Manor house on the Isle of Wight, England

Wroxall Manor (also Warochesselle, Wrockeshal, Wroxhale) was a manor house on the Isle of Wight, situated in the Newchurch parish.

==History==
It was held before the Conquest by Countess Gytha (Gueda) of her husband Earl Godwin as a free manor, and at the time of the Domesday Book was in the king's hands, being one of the most valuable holdings in the Island. It belonged to the lords of the Island, and passed on the death of Isabel de Fortibus in 1293 to Edward I, who leased it in 1304–5 for life to Matthew son of John.
Matthew died about 1308 and in 1309 the manor was granted by Edward II to Piers de Gaveston and his wife Margaret, the king's niece, on whom the lordship of the Island had been conferred, but in the same year they restored it to the king.
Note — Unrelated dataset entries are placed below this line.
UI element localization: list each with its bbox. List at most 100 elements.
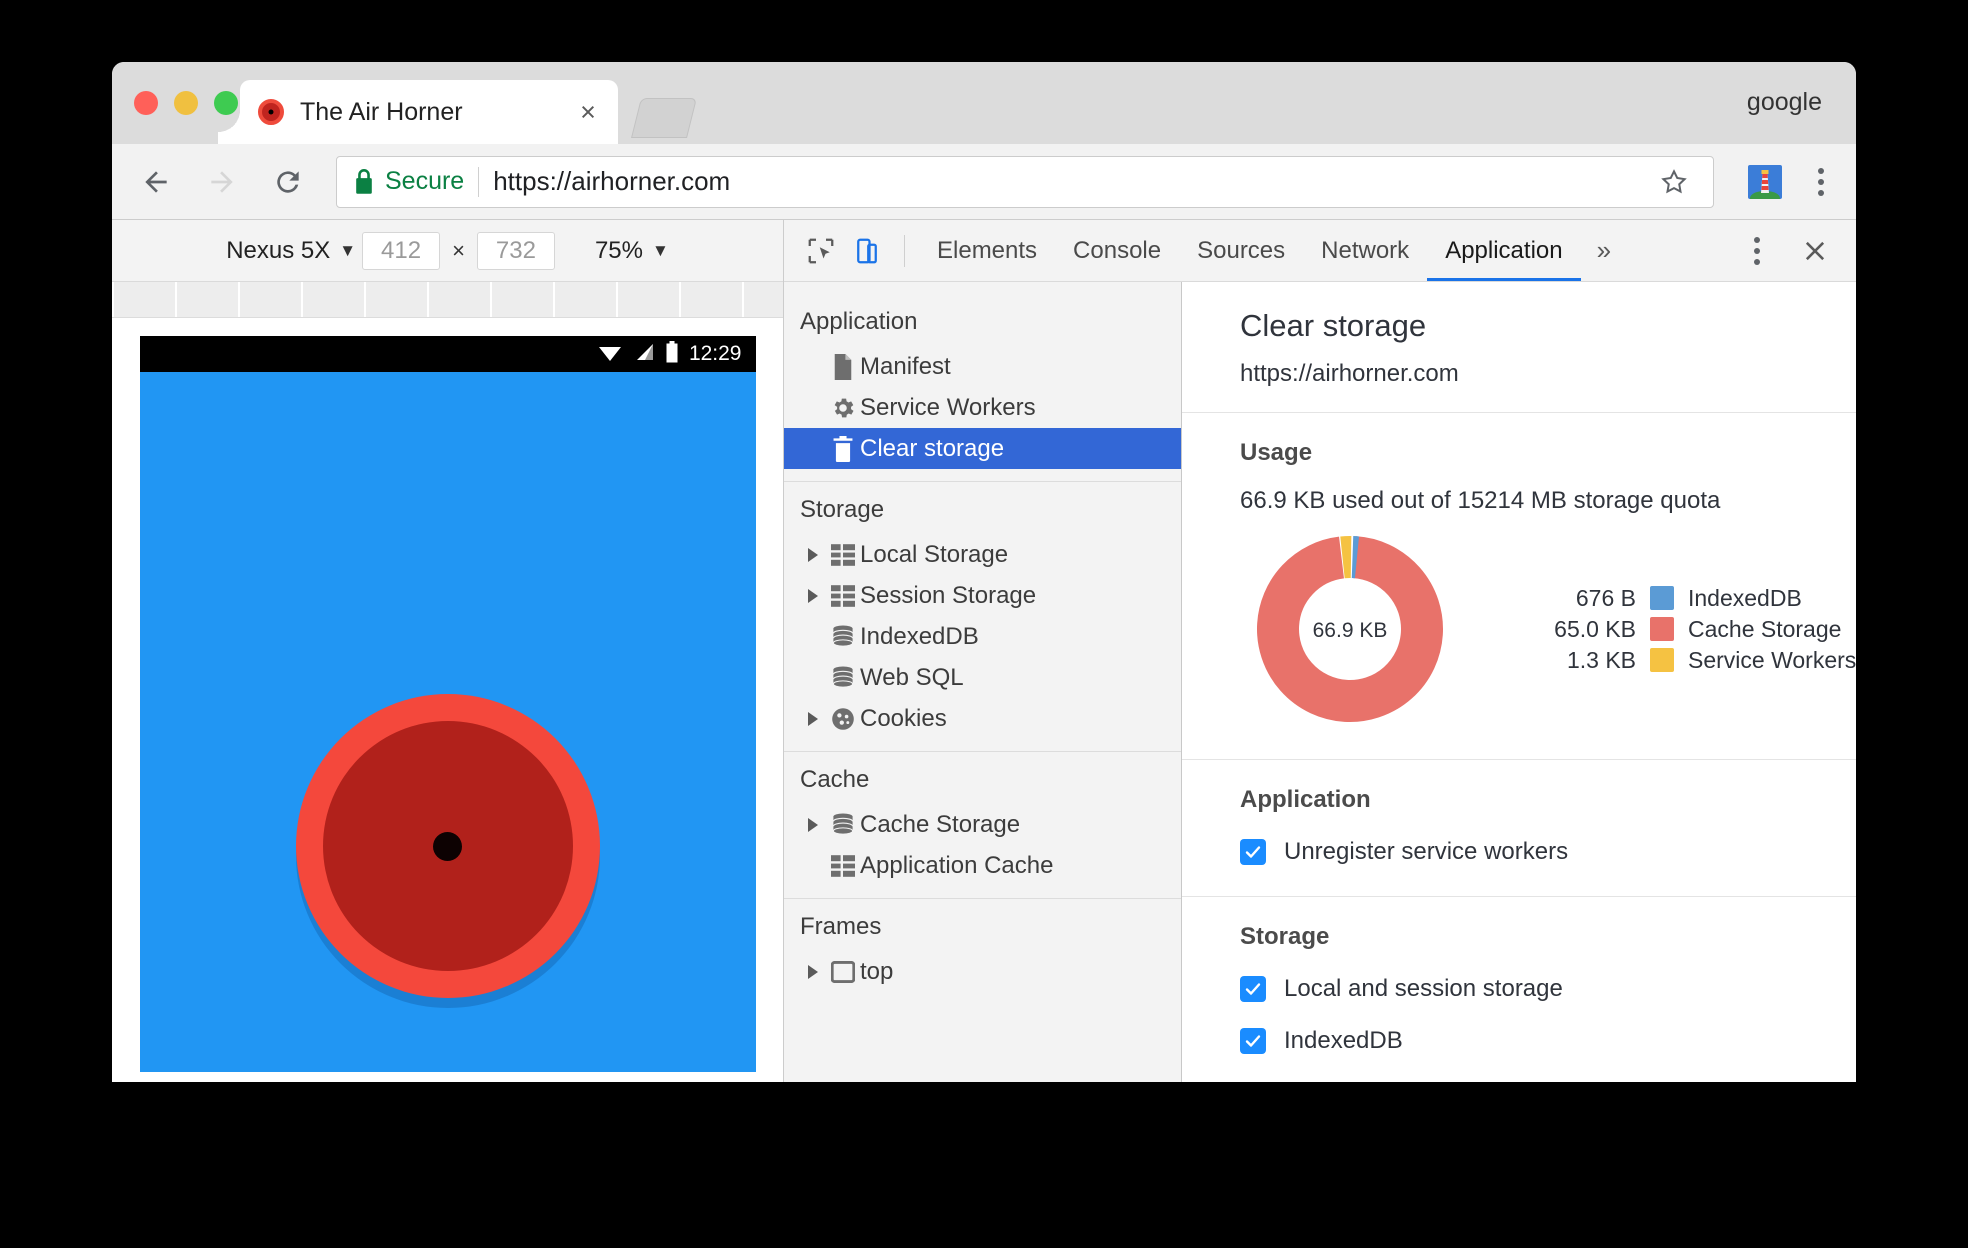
expand-arrow-icon[interactable] — [800, 547, 826, 562]
close-window-button[interactable] — [134, 91, 158, 115]
checkbox-row[interactable]: Local and session storage — [1240, 975, 1856, 1003]
unregister-service-workers-checkbox[interactable] — [1240, 839, 1266, 865]
reload-icon[interactable] — [262, 156, 314, 208]
battery-icon — [665, 340, 679, 368]
airhorn-button-center-dot — [433, 831, 462, 861]
legend-label: Cache Storage — [1688, 615, 1842, 642]
legend-item: 1.3 KB Service Workers — [1508, 645, 1856, 676]
tab-title: The Air Horner — [300, 97, 463, 126]
table-icon — [826, 543, 860, 566]
device-emulation-toolbar: Nexus 5X ▼ 412 × 732 75% ▼ — [112, 220, 783, 282]
checkbox-row[interactable]: IndexedDB — [1240, 1027, 1856, 1055]
tab-console[interactable]: Console — [1055, 220, 1179, 281]
lighthouse-extension-icon[interactable] — [1748, 164, 1782, 199]
minimize-window-button[interactable] — [174, 91, 198, 115]
expand-arrow-icon[interactable] — [800, 964, 826, 979]
devtools-tab-bar: Elements Console Sources Network Applica… — [784, 220, 1856, 282]
expand-arrow-icon[interactable] — [800, 817, 826, 832]
sidebar-item-label: Service Workers — [860, 393, 1036, 421]
checkbox-row[interactable]: Unregister service workers — [1240, 838, 1856, 866]
more-tabs-icon[interactable]: » — [1581, 235, 1627, 266]
close-icon[interactable] — [1792, 228, 1838, 274]
lock-icon — [353, 168, 375, 195]
sidebar-item-clear-storage[interactable]: Clear storage — [784, 428, 1181, 469]
chevron-down-icon: ▼ — [339, 241, 357, 260]
legend-value: 676 B — [1575, 584, 1636, 611]
sidebar-section-storage: Storage — [800, 496, 885, 523]
bookmark-star-icon[interactable] — [1651, 159, 1697, 205]
sidebar-item-web-sql[interactable]: Web SQL — [784, 657, 1181, 698]
sidebar-item-label: IndexedDB — [860, 622, 979, 650]
devtools-body: Application Manifest Service Workers Cle… — [784, 282, 1856, 1082]
device-width-input[interactable]: 412 — [362, 231, 441, 270]
device-viewport: 12:29 — [139, 336, 756, 1082]
dimension-separator: × — [452, 237, 465, 263]
sidebar-item-service-workers[interactable]: Service Workers — [784, 387, 1181, 428]
airhorn-button[interactable] — [295, 694, 600, 998]
sidebar-item-application-cache[interactable]: Application Cache — [784, 845, 1181, 886]
address-bar[interactable]: Secure https://airhorner.com — [336, 155, 1714, 208]
sidebar-item-manifest[interactable]: Manifest — [784, 346, 1181, 387]
sidebar-section-cache: Cache — [800, 766, 870, 793]
sidebar-item-cache-storage[interactable]: Cache Storage — [784, 804, 1181, 845]
donut-center-label: 66.9 KB — [1313, 619, 1388, 642]
tab-sources[interactable]: Sources — [1179, 220, 1303, 281]
sidebar-item-label: top — [860, 957, 894, 985]
tab-elements[interactable]: Elements — [919, 220, 1055, 281]
sidebar-item-cookies[interactable]: Cookies — [784, 698, 1181, 739]
local-session-storage-checkbox[interactable] — [1240, 976, 1266, 1002]
sidebar-item-label: Clear storage — [860, 434, 1005, 462]
close-icon[interactable]: × — [568, 92, 608, 132]
sidebar-item-label: Local Storage — [860, 540, 1009, 568]
zoom-selector[interactable]: 75% ▼ — [595, 237, 669, 265]
navigation-toolbar: Secure https://airhorner.com — [112, 144, 1856, 220]
profile-label[interactable]: google — [1747, 88, 1822, 117]
device-height-input[interactable]: 732 — [476, 231, 555, 270]
sidebar-item-label: Cache Storage — [860, 810, 1021, 838]
indexeddb-checkbox[interactable] — [1240, 1028, 1266, 1054]
tab-application[interactable]: Application — [1427, 220, 1580, 281]
tab-network[interactable]: Network — [1303, 220, 1427, 281]
back-arrow-icon[interactable] — [130, 156, 182, 208]
sidebar-section-frames: Frames — [800, 913, 882, 940]
usage-chart-row: 66.9 KB 676 B IndexedDB 65.0 KB Cache St… — [1240, 529, 1856, 729]
screenshot-stage: The Air Horner × google Secure https://a… — [0, 0, 1968, 1248]
table-icon — [826, 584, 860, 607]
viewport-ruler[interactable] — [112, 282, 783, 318]
browser-tab[interactable]: The Air Horner × — [218, 80, 618, 144]
document-icon — [826, 353, 860, 380]
usage-heading: Usage — [1240, 439, 1313, 466]
browser-menu-icon[interactable] — [1798, 159, 1844, 205]
new-tab-button[interactable] — [631, 98, 697, 138]
usage-summary: 66.9 KB used out of 15214 MB storage quo… — [1240, 487, 1721, 514]
expand-arrow-icon[interactable] — [800, 711, 826, 726]
sidebar-item-indexeddb[interactable]: IndexedDB — [784, 616, 1181, 657]
application-clear-section: Application Unregister service workers — [1182, 760, 1856, 897]
forward-arrow-icon — [196, 156, 248, 208]
device-toolbar-icon[interactable] — [844, 228, 890, 274]
expand-arrow-icon[interactable] — [800, 588, 826, 603]
legend-swatch-service-workers — [1650, 648, 1674, 672]
legend-label: IndexedDB — [1688, 584, 1802, 611]
usage-donut-chart[interactable]: 66.9 KB — [1240, 529, 1460, 729]
device-selector[interactable]: Nexus 5X ▼ — [226, 237, 356, 265]
sidebar-item-top-frame[interactable]: top — [784, 951, 1181, 992]
device-screen-area: 12:29 — [112, 318, 783, 1082]
devtools-menu-icon[interactable] — [1734, 228, 1780, 274]
inspect-cursor-icon[interactable] — [798, 228, 844, 274]
legend-item: 65.0 KB Cache Storage — [1508, 614, 1856, 645]
sidebar-item-local-storage[interactable]: Local Storage — [784, 534, 1181, 575]
url-text[interactable]: https://airhorner.com — [493, 166, 1651, 197]
database-icon — [826, 624, 860, 649]
toolbar-divider — [904, 234, 905, 267]
device-name: Nexus 5X — [226, 236, 331, 264]
sidebar-item-session-storage[interactable]: Session Storage — [784, 575, 1181, 616]
storage-heading: Storage — [1240, 923, 1330, 950]
legend-swatch-cache-storage — [1650, 617, 1674, 641]
table-icon — [826, 854, 860, 877]
checkbox-label: Local and session storage — [1284, 975, 1563, 1002]
page-title: Clear storage — [1240, 308, 1427, 343]
sidebar-item-label: Cookies — [860, 704, 947, 732]
tab-strip: The Air Horner × google — [112, 62, 1856, 144]
sidebar-item-label: Web SQL — [860, 663, 964, 691]
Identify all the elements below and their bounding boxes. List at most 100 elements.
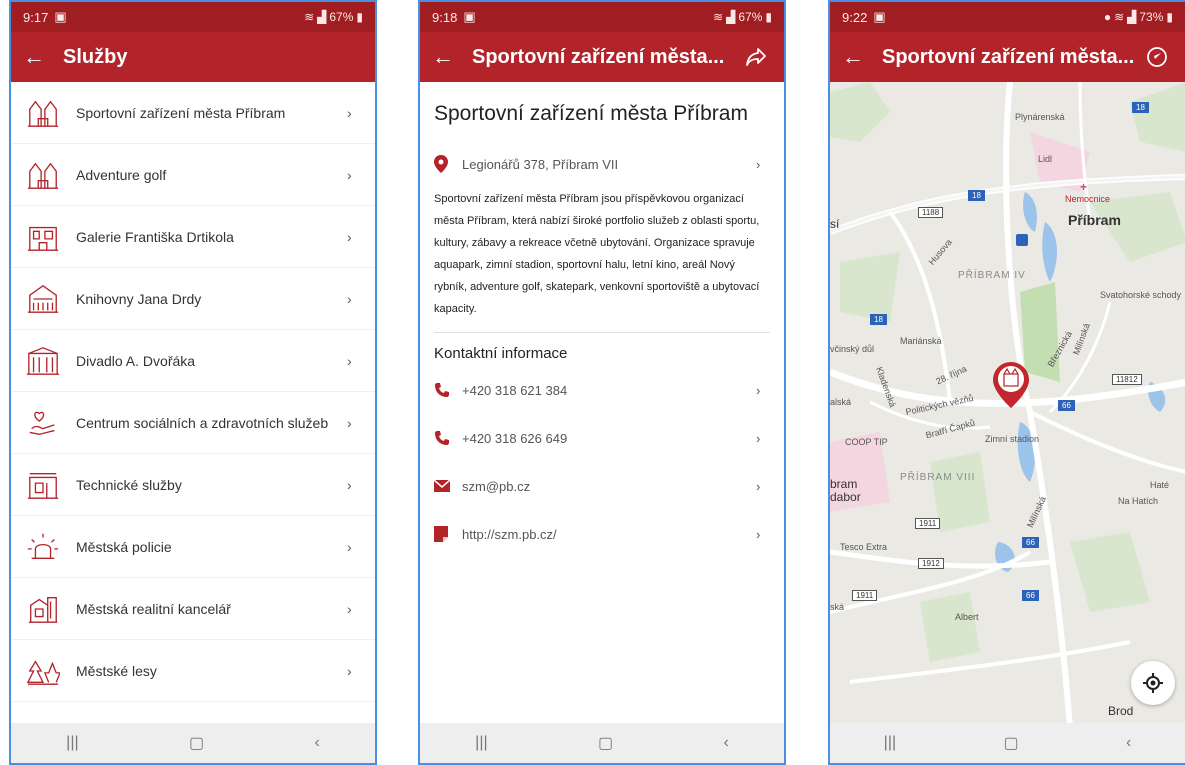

The manor was evidently granted with the lordship of the Island to Edward, Earl of Chester, and was given in 1355 to the Princess Isabel for life. It remained a Crown possession until 1624, when James I granted it with Apse Manor and Bleakdown Manor to Edward Ramsey. He sold it in the same year to Richard Baskett, who held the manor courts from 1627 to 1634. At the end of the century it was in the hands of the Hopson family. It afterwards came to Thomas Cotele, and passed from him with Niton to Lord Mount Edgcumbe, who owned it in 1771, when it was divided into North and South Wroxall; the former, comprising Winford, Queen Bower, Borthwood and Hill Farms, was sold in different lots in 1787. The latter, including Wroxall Farm and Hide Place, also put up for sale in 1787, was bought in for Lord Mount Edgcumbe. (The whole has since been split up and is now in the hands of numerous owners.

In the reign of Henry II, Richard Earl of Devon bequeathed to the monks of Quarr Abbey twenty solidates of land in his manor of Wroxall. The land was confirmed to the abbey by Isabel de Fortibus and her grant was confirmed by the king in 1333. Nothing further is known about the holding.